Hat die Penny Agentur ServicePlan hier gleich einmal vorgemacht, wie es geht, wieder aufeinander zuzugehen? Denn im Vorstand des empfohlenen Vereins sitzt Stefan Wegner. Er ist Geschäftsführer von Scholz & Friends. Und ausgerechnet diese Werbeagentur hatte ServicePlan 2020 in einem Pitch den fetten Werbeetat für die AOK abgenommen. ServicePlan hätte also theoretisch ein paar Gründe, richtig böse zu sein.

Jetzt könnte man hier noch ein Fass aufmachen über Scholz & Friends. Diese Agentur verantwortet nämlich die Werbefilme sowohl aus der Hexenküche von Karl Lauterbachs Gesundheitsministerium wie auch jene von Minister Habecks Laienspieltruppe. Kampagnen, welche die Spaltung der Gesellschaft zweifellos massiv vorantreiben.

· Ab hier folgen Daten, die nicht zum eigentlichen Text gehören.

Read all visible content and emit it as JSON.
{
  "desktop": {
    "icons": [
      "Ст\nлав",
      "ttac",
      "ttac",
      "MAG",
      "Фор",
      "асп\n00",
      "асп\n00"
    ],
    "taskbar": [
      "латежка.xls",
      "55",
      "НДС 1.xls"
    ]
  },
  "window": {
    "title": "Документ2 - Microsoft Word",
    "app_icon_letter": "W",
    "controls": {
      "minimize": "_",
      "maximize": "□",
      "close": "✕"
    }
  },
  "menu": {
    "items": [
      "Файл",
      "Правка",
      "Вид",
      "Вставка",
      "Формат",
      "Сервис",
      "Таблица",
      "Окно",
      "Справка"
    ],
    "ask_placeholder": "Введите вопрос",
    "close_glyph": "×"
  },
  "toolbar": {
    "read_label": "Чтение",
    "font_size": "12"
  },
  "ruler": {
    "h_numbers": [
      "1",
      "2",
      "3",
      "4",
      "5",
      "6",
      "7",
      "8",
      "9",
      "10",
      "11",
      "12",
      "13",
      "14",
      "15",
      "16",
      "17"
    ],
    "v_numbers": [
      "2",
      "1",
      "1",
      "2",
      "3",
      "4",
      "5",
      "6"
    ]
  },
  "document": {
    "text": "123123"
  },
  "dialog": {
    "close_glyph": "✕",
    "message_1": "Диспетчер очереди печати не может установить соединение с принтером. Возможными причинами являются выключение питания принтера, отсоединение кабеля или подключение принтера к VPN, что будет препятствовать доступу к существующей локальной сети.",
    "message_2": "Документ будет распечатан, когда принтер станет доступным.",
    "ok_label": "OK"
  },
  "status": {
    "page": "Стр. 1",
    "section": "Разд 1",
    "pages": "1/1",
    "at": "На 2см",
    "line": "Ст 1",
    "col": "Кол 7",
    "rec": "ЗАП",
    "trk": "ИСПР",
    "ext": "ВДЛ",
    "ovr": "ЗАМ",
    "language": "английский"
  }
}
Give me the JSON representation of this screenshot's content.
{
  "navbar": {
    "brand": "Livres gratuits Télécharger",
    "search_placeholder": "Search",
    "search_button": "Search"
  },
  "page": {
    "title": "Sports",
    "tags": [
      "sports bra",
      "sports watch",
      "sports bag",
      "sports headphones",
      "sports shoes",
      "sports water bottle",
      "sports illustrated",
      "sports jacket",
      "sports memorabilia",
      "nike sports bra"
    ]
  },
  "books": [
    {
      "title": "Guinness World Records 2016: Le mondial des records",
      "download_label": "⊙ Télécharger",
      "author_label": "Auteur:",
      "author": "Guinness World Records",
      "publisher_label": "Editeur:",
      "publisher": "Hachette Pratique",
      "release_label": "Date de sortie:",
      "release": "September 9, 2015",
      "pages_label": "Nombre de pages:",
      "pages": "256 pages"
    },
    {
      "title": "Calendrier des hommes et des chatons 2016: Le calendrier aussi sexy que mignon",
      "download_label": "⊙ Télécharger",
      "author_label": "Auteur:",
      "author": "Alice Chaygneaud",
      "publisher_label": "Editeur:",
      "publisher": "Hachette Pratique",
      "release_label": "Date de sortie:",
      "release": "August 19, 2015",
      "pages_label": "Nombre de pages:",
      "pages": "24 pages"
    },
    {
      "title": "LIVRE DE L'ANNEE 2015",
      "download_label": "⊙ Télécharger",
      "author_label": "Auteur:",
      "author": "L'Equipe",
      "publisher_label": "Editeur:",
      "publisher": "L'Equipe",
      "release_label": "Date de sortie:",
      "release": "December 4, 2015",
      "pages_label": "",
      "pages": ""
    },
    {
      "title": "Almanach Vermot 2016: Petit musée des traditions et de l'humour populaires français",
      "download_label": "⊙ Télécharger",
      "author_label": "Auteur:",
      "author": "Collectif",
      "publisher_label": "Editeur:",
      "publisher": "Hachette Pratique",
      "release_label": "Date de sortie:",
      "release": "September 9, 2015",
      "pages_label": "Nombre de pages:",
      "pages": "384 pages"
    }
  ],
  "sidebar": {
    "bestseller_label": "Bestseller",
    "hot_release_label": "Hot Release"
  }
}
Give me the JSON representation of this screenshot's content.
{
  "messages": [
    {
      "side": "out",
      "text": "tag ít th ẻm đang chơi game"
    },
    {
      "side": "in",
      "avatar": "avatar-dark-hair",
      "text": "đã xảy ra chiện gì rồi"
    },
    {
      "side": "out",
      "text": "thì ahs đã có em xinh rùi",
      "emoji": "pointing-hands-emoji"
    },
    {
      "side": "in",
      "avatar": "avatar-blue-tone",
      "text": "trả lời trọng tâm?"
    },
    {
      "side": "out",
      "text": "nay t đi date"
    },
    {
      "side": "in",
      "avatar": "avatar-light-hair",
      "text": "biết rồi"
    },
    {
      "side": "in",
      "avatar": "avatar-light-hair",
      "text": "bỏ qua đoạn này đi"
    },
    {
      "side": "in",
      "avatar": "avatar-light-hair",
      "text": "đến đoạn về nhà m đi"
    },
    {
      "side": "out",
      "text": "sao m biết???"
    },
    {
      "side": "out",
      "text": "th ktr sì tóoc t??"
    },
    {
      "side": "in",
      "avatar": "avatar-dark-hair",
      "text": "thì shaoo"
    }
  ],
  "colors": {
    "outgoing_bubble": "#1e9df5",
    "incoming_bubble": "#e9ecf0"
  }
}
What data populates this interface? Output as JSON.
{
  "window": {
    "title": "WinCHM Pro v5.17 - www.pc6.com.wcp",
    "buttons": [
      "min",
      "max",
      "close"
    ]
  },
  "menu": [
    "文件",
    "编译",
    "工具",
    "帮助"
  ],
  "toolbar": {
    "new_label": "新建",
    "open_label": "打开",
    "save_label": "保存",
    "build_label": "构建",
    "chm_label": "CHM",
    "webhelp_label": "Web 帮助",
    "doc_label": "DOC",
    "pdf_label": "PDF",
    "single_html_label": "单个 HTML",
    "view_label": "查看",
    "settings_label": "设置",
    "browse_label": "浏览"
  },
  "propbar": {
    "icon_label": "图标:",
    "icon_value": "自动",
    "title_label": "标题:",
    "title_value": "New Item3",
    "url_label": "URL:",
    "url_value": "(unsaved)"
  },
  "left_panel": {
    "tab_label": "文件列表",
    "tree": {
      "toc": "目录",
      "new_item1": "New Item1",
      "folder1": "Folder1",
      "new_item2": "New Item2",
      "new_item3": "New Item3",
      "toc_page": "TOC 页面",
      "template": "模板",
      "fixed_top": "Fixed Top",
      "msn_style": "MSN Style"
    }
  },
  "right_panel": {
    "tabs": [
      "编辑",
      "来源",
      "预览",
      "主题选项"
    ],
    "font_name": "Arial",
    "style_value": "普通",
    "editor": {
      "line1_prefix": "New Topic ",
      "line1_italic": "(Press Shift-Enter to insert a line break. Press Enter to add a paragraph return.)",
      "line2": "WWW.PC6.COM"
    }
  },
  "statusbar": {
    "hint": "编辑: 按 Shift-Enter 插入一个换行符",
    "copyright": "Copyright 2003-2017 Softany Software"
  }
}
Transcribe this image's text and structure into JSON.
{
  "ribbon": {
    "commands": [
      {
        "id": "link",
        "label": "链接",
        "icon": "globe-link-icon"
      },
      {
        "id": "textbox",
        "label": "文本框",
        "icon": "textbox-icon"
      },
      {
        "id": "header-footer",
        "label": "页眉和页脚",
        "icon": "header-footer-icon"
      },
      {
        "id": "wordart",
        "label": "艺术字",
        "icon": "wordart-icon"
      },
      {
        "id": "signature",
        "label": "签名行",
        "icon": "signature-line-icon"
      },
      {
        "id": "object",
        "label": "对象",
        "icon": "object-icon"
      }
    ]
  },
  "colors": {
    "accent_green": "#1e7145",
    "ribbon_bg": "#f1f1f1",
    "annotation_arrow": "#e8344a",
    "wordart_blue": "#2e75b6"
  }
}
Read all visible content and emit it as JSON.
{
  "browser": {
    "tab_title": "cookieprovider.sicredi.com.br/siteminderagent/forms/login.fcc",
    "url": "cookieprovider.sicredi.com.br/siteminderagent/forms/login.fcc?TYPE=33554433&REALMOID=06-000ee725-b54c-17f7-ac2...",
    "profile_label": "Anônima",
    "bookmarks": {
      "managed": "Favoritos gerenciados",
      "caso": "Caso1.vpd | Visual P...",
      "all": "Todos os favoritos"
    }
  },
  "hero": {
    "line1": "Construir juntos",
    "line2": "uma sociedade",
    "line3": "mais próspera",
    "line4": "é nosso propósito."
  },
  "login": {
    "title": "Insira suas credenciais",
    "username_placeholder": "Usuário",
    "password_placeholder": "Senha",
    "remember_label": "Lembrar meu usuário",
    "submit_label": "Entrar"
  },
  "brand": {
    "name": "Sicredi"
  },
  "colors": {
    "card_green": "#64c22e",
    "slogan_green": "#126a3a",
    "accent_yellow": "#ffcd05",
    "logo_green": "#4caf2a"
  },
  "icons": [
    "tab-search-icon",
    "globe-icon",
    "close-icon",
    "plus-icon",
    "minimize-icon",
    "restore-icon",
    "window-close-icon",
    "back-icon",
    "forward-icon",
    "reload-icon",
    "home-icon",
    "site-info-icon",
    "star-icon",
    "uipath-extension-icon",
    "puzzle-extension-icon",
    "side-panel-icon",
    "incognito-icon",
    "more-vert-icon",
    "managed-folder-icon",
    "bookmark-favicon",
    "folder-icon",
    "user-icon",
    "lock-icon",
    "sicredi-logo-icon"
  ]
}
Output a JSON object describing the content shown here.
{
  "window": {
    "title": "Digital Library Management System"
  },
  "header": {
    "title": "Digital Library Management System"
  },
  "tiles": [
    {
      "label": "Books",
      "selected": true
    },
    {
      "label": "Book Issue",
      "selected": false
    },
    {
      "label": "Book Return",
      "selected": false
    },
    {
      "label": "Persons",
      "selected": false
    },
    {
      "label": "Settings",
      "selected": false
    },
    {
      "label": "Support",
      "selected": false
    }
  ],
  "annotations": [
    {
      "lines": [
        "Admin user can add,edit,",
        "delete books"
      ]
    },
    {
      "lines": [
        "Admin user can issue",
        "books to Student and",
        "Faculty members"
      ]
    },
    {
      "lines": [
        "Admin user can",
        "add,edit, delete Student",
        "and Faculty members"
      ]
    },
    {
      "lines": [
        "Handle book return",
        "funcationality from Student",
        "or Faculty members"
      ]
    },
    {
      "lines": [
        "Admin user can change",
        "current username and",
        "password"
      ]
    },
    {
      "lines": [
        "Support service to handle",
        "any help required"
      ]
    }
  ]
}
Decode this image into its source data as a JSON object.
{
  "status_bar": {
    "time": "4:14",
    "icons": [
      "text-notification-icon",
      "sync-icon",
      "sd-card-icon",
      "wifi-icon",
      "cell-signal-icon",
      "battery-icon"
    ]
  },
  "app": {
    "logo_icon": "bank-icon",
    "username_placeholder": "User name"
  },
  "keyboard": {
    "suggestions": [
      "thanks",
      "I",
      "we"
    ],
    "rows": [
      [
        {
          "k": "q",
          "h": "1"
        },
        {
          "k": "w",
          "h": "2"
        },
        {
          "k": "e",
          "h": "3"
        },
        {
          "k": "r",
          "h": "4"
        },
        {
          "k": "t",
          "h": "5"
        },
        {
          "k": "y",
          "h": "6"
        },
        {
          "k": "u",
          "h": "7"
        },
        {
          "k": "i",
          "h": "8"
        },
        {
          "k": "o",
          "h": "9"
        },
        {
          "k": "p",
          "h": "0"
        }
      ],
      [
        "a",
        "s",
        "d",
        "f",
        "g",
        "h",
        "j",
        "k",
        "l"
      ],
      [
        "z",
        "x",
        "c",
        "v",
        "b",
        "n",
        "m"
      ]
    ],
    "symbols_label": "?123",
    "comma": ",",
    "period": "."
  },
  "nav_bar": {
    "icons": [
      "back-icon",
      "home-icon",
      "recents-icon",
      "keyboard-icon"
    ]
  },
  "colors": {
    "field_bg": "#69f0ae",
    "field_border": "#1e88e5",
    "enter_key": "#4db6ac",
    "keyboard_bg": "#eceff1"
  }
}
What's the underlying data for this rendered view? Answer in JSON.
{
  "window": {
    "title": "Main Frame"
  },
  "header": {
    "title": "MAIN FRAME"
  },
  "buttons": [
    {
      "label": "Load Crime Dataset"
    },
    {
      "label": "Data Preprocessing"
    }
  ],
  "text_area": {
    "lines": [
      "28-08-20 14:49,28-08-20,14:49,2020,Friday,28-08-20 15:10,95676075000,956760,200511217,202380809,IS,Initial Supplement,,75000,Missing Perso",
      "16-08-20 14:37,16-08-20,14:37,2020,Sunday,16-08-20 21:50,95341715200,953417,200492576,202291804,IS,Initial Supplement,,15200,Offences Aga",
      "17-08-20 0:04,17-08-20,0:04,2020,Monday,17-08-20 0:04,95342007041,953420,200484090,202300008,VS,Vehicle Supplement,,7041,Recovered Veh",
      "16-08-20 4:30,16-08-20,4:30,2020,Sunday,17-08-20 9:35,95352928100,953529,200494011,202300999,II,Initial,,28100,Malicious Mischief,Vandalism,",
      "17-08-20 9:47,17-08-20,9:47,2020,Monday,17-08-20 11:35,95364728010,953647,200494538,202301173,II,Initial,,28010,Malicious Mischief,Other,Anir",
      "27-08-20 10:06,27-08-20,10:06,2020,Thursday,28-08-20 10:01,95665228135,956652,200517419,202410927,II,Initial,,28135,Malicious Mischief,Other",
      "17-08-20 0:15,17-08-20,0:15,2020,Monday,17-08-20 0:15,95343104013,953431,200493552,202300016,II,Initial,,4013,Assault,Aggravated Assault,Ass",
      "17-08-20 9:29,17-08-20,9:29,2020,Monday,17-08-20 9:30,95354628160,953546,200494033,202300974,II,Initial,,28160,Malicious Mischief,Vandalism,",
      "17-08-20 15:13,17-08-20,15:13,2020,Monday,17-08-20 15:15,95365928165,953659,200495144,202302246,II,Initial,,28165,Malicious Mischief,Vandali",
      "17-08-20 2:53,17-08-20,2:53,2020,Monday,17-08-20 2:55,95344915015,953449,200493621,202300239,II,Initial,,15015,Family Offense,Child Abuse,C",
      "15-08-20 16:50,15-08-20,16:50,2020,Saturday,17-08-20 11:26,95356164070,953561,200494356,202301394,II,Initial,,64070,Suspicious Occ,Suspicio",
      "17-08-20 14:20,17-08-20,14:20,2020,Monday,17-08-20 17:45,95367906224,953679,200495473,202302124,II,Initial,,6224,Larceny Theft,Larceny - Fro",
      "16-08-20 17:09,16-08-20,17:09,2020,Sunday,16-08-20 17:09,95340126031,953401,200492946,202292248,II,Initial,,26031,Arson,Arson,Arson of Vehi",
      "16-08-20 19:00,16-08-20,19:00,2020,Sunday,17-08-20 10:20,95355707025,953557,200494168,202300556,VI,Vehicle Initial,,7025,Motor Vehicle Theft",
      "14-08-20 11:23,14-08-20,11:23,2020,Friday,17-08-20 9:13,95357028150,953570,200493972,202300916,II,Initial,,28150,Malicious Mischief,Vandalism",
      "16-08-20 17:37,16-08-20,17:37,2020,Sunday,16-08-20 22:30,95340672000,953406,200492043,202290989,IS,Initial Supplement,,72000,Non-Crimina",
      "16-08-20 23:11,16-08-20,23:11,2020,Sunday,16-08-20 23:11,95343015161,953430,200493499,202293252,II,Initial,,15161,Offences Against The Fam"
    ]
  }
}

Vielleicht wäre ServicePlan mit seiner Penny-Referenz hier zukünftig sogar die bessere Wahl?

Die Vorstandstätigkeit von Wegner ist demnach kalkulierter Teil der Bewerbung bei den Ministerien und somit potenziell unglaubwürdig. Auch hier wurden Grenzen überschritten, die es zurückzubauen gilt.

Scholz & Friends sind mittlerweile eindeutig Teil des Problems, das im Penny-Weihnachtsfilm 2022 thematisiert wird. Also gilt auch für ServicePlan: Die Regisseure der Spaltung können nicht Teil der Lösung sein.

Oder ist das der eigentliche Hintergrund? Die Agenturen wissen um ihren Anteil, den sie im Hintergrund zur Spaltung beigetragen haben, und haben Penny jetzt quasi eine Abbitte auch in eigener Sache untergeschoben?

Wie auch immer. „Der Riss“ erreicht die Menschen, er regt zum Nachdenken an. Wenn so etwas ein Discounter für billiges Klopapier und andere Artikel des täglichen Bedarfs schafft, dann ist das deutlich mehr, als man an der Stelle erwarten durfte.